When initiating CLINOLIPID administration, discuss the following information with the patient or caregiver:

Parenteral Nutrition-Associated Liver Disease and Other Hepatobiliary Disorders

Inform patients and caregivers that use of parenteral nutrition may result in parenteral nutrition-associated liver disease and/or other hepatobiliary disorders [see Warnings and Precautions (5.2)].

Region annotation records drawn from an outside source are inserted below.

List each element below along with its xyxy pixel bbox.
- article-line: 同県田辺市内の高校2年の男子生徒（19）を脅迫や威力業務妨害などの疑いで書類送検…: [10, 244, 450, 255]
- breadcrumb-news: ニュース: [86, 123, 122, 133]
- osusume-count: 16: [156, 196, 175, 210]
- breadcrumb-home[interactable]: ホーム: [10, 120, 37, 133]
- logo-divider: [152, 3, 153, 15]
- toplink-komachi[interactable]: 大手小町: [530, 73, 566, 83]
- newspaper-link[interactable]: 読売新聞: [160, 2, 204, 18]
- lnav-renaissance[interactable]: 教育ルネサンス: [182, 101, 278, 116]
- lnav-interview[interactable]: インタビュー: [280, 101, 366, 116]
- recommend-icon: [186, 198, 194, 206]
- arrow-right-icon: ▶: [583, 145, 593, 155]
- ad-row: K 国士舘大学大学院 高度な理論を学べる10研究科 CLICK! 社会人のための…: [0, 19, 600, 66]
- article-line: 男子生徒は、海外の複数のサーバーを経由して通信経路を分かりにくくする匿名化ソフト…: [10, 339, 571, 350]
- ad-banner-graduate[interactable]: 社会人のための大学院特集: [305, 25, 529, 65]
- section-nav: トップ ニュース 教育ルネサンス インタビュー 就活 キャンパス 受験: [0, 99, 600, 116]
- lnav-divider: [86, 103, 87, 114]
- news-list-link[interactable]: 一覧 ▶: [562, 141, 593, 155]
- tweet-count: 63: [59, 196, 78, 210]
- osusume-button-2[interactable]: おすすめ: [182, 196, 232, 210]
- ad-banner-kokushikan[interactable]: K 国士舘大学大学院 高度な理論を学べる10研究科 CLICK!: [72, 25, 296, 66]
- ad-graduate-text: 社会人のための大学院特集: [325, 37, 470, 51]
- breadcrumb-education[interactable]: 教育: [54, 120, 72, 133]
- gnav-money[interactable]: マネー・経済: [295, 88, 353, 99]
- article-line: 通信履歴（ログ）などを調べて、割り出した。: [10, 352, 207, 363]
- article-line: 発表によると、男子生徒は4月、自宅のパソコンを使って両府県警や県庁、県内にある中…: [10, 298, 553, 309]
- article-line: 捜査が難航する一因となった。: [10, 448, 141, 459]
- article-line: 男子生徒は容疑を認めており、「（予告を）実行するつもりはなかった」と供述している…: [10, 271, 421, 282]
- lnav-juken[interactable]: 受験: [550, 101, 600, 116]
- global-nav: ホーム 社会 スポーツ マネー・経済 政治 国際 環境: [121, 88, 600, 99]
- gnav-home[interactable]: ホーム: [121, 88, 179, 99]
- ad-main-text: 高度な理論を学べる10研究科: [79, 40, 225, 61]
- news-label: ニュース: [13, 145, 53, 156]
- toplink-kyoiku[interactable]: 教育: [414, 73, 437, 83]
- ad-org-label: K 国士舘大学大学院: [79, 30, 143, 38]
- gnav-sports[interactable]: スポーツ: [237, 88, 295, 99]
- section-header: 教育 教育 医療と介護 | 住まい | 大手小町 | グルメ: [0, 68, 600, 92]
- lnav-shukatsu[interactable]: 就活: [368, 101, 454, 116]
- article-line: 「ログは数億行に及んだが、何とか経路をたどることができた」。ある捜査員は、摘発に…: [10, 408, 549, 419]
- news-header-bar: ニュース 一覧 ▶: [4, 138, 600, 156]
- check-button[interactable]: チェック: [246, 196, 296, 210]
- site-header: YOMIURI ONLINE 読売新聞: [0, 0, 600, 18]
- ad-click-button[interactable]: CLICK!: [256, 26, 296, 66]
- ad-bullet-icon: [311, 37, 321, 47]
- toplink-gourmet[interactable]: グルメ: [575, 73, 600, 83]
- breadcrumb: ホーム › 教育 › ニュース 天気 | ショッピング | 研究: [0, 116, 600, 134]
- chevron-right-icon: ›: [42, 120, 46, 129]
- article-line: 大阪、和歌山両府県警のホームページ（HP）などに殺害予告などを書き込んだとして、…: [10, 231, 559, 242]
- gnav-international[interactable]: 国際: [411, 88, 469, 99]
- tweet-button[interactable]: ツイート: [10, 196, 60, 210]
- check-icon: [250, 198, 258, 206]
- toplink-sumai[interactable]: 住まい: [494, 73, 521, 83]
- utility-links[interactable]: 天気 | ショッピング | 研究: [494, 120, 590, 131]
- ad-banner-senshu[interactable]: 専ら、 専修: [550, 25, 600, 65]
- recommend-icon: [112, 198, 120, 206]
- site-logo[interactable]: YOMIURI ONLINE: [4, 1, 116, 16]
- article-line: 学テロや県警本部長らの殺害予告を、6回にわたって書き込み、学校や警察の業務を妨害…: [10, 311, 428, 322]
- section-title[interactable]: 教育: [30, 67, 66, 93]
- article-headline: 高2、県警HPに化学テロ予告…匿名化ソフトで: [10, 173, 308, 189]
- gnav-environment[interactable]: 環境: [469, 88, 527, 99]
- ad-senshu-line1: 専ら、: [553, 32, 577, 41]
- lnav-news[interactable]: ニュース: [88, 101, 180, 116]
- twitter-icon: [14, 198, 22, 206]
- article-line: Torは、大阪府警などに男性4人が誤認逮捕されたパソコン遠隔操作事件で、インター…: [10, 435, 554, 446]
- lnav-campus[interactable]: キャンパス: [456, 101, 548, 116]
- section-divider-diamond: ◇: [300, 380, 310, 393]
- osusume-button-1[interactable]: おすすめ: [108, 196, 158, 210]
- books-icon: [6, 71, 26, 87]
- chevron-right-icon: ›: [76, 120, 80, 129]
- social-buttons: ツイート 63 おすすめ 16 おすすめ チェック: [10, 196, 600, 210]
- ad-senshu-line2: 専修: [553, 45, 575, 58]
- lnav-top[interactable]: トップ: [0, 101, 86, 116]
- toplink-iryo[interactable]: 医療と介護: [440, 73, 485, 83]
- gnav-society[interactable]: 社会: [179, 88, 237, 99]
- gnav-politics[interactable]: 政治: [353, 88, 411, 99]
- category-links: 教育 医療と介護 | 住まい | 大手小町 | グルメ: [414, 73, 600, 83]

Hypersensitivity Reactions

Inform patients and caregivers that CLINOLIPID may cause hypersensitivity reactions, including anaphylaxis. If CLINOLIPID is infused at home, instruct patients or caregivers to stop the infusion of CLINOLIPID immediately and seek medical attention if they experience signs or symptoms of a hypersensitivity reaction, such as rapid or weak heartbeat, feeling faint, difficulty in breathing or swallowing, vomiting, nausea, headache, sweating, dizziness, hives, rash, itching, flushing dizziness, fever, or chills [see Warnings and Precautions (5.3)].

Infections

Inform patients and caregivers that patients who receive CLINOLIPID are at risk of infection. If CLINOLIPID is infused at home, instruct patients or caregivers to ensure aseptic techniques are used for the preparation and administration of CLINOLIPID and to monitor for signs and symptoms of infection [see Warnings and Precautions (5.4)].

Fat Overload Syndrome

Inform patients and caregivers that fat overload syndrome has been reported with the use of intravenous lipid emulsions. If CLINOLIPID is infused at home, instruct patients or caregivers to stop CLINOLIPID if signs or symptoms of fat overload syndrome occur [see Warnings and Precautions (5.5)].

Refeeding Syndrome

If the patient is severely malnourished, inform patients and caregivers that administering parenteral nutrition including CLINOLIPID may result in refeeding syndrome [see Warnings and Precautions (5.6)].

Hypertriglyceridemia

Inform patients and caregivers about the risks of hypertriglyceridemia with CLINOLIPID use [seeWarnings and Precautions (5.7)].

Aluminum Toxicity

Inform patients and caregivers that prolonged PN administration in patients with renal impairment, including preterm neonates, may result in aluminum reaching toxic levels associated with central nervous system and bone toxicity [see Warnings and Precautions (5.8)].

Preparation and Administration Instructions

If it is acceptable for a patient or caregiver to administer CLINOLIPID at home, then provide recommendations on how to prepare, add compatible additives (when appropriate), administer, and store CLINOLIPID [see Dosage and Administration (2.1, 2.2)].